La position autrefois sceptique du capital-risque sur la technologie de défense a presque disparu alors que les investisseurs ont versé des milliards de dollars dans des startups qui construisent tout, des drones autonomes aux outils de cybersécurité.
Les investisseurs s’alignent pour déployer de l’argent frais malgré les startups de défense matérielle, la vision élargie des rendements, la complexité de travailler avec le gouvernement fédéral et la difficulté de pénétrer dans le gazon où les grandes sociétés de défense s’infiltrent, comme Lockheed Martin, Northlap Grumman et General Dynamics.
Le succès de sociétés de défense comme Anduril et Palantir leur a permis d’infiltrer des zones déjà bondées et de créer leurs propres noms.
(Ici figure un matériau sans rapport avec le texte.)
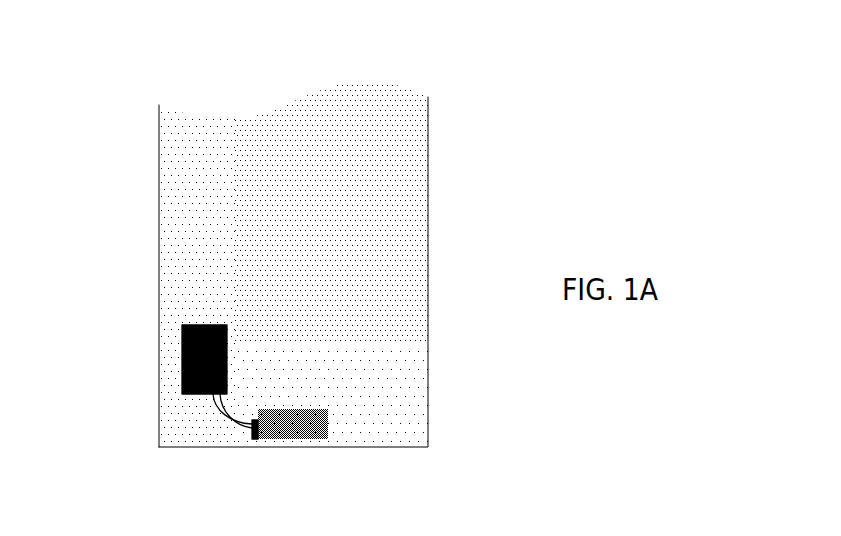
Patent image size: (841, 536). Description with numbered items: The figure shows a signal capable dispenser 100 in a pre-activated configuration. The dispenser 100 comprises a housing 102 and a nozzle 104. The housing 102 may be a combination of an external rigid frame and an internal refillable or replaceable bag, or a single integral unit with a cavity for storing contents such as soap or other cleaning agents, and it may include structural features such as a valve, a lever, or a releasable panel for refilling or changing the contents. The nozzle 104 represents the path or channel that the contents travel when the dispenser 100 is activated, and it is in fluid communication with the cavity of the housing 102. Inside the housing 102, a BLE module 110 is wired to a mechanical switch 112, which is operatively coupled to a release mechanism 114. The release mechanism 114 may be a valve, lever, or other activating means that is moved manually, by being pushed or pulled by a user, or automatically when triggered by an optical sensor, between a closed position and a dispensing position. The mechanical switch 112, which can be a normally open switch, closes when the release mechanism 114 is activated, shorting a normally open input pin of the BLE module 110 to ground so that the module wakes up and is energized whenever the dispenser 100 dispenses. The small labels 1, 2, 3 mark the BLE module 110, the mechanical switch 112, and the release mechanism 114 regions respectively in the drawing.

Anduril a pu signer un gros problème du gouvernement. Il était également un fabricant de drones à l’échelle de l’échelle d’Alexandr Wang, de SHIELD IA et de drones autonomes, et a pu décrocher de nouveaux acteurs comme les logiciels militaires dirigés par l’IA.
Cette tendance s’est accélérée ces derniers mois, car l’administration Trump a exprimé son intérêt à « relancer » sa fondation de l’industrie de la défense en tirant parti des « technologies émergentes ».
Un récent rapport de McKinsey a révélé que les entreprises et les investisseurs existants travaillant en tant que capitalistes en solo et capitalistes en solo ont déployé 31 milliards de dollars en 2024, soit une augmentation de 33%.
Il s’agit d’un capital-risqueur qui double sa technologie de défense.